Except, profits are what persuade builders to build things. When profits are high, other builders build. That's what creates more housing and, eventually, lower rents.
Put limits on prices—and those greedy landlords find other places to build.
Whenever rent control is imposed, the supply of rental housing declines. Lots of studies show that.
But the activists don't want to hear it.
"We don't need more studies! We don't need to collect more data! We need action now!" says Claire Bergren of Home to Stay, Minneapolis, in my new video.
St. Paul's rent control is uniquely strict. Most cities exempt new construction; not St. Paul. They imposed it on future apartments.
"This is such a step backwards," says Salim Furth, economist at the Mercatus Center. "The market is going to shrink, and quality is going to fall."
After all, if you are a builder, "Why would you enter a market where it seems like the government is actively trying to hurt you?" asks Furth.
St. Paul developers can simply move just a few blocks over to twin city Minneapolis. Minneapolis also voted to allow rent control. But they haven't yet imposed it.
That's a reason builders still build in Minneapolis. Building permits rose 65 percent there last winter, while in St. Paul, they fell 61 percent.
St. Paul mayor Melvin Carter, who voted for rent control, has suddenly had second thoughts. Now he's realized, "Turning off our supply of new housing would be disastrous."
Have the other progressive politicians learned from St. Paul's mistake? No. They live in a fairy world. They never learn.
"I want us to follow [St. Paul's] lead," says Minneapolis City Council Member Aisha Chughtai, the rare rent control supporter who would talk to me.
She claimed that rent control won't dry up the supply of housing.
"In other cities, we have continued to see development," Chughtai says.
"What cities?" I ask.
"San Francisco," she says.
What? San Francisco!?
What an absurd example. San Francisco is famous for its housing crisis.
"Builders still build in Minneapolis," I tell her. "But you're not going to get apartments by pushing this."
Here she pauses for a full 17 seconds—an eternity in a video interview—before answering, "I'm going to maintain that guaranteeing housing for people and making sure that they can stay in their homes matters more than anything else."
That may be work for insiders like her.
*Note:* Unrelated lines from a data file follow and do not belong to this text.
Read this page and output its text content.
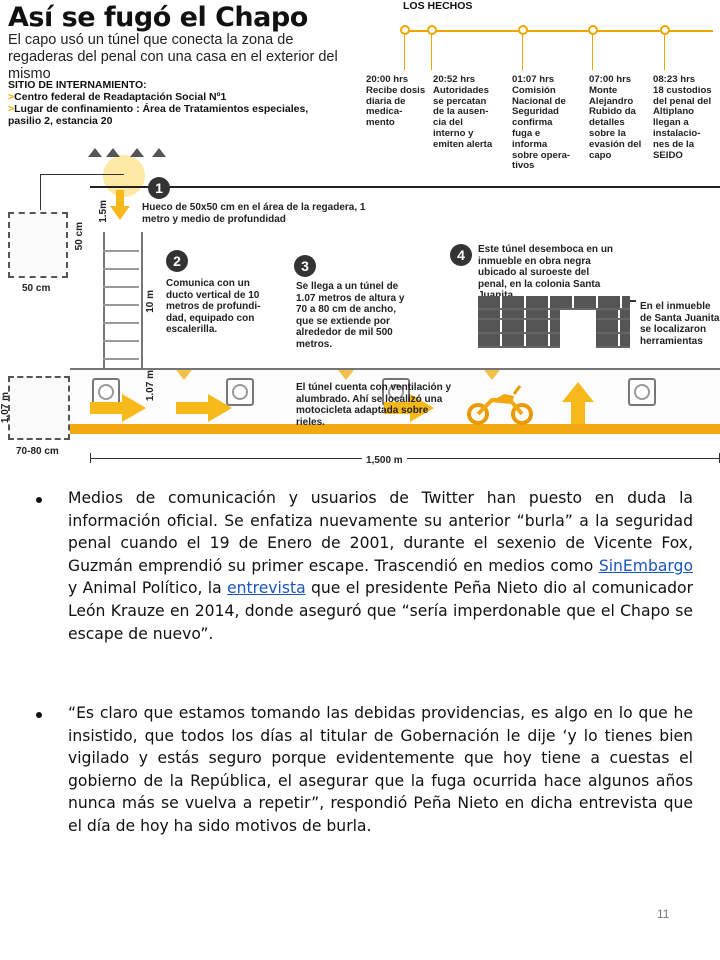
Así se fugó el Chapo
El capo usó un túnel que conecta la zona de regaderas del penal con una casa en el exterior del mismo
SITIO DE INTERNAMIENTO:
>Centro federal de Readaptación Social Nº1
>Lugar de confinamiento : Área de Tratamientos especiales, pasilio 2, estancia 20
LOS HECHOS
20:00 hrs
Recibe dosis diaria de medica-mento
20:52 hrs
Autoridades se percatan de la ausen-cia del interno y emiten alerta
01:07 hrs
Comisión Nacional de Seguridad confirma fuga e informa sobre opera-tivos
07:00 hrs
Monte Alejandro Rubido da detalles sobre la evasión del capo
08:23 hrs
18 custodios del penal del Altiplano llegan a instalacio-nes de la SEIDO
50 cm
50 cm
1
Hueco de 50x50 cm en el área de la regadera, 1 metro y medio de profundidad
1.5m
10 m
2
Comunica con un ducto vertical de 10 metros de profundi-dad, equipado con escalerilla.
3
Se llega a un túnel de 1.07 metros de altura y 70 a 80 cm de ancho, que se extiende por alrededor de mil 500 metros.
4	Este túnel desemboca en un inmueble en obra negra ubicado al suroeste del penal, en la colonia Santa
En el inmueble de Santa Juanita se localizaron herramientas
1.07 m
70-80 cm
1.07 m	El túnel cuenta con ventilación y alumbrado. Ahí se localizó una motocicleta adaptada sobre rieles.
1,500 m
Medios de comunicación y usuarios de Twitter han puesto en duda la información oficial. Se enfatiza nuevamente su anterior “burla” a la seguridad penal cuando el 19 de Enero de 2001, durante el sexenio de Vicente Fox, Guzmán emprendió su primer escape. Trascendió en medios como SinEmbargo y Animal Político, la entrevista que el presidente Peña Nieto dio al comunicador León Krauze en 2014, donde aseguró que “sería imperdonable que el Chapo se escape de nuevo”.
“Es claro que estamos tomando las debidas providencias, es algo en lo que he insistido, que todos los días al titular de Gobernación le dije ‘y lo tienes bien vigilado y estás seguro porque evidentemente que hoy tiene a cuestas el gobierno de la República, el asegurar que la fuga ocurrida hace algunos años nunca más se vuelva a repetir”, respondió Peña Nieto en dicha entrevista que el día de hoy ha sido motivos de burla.
11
Renters will be able to stay in run-down apartments forever. But newcomers will have no chance.
"I live in the only town in Maryland that has rent control," says Furth. "We've had it since the '70s. We have not built a single multifamily building since that law was passed."
Chughtai is a socialist. That helps explain why she doesn't understand how houses, apartments, and most everything else get built.
I asked the city councilwoman where socialism has worked (it hasn't).
After another long pause, she answers, "I'm doing a just fine job of representing my community."
The late economist Walter Williams explained, "Short of aerial bombardment, the best way to destroy a city is through rent controls."
Rent control once destroyed much of my town, New York City. Landlords, who couldn't raise rents enough to make a profit, stopped making repairs. Then many burned down their own buildings to collect insurance. Between 1970 and 1980, much of the Bronx ended up losing 97 percent of their buildings to fire and abandonment.
Under rent control, says Furth, "Landlords just don't reinvest."
Today, rents are up, and that's hard. But in the long run, rent controls will only make the problem worse.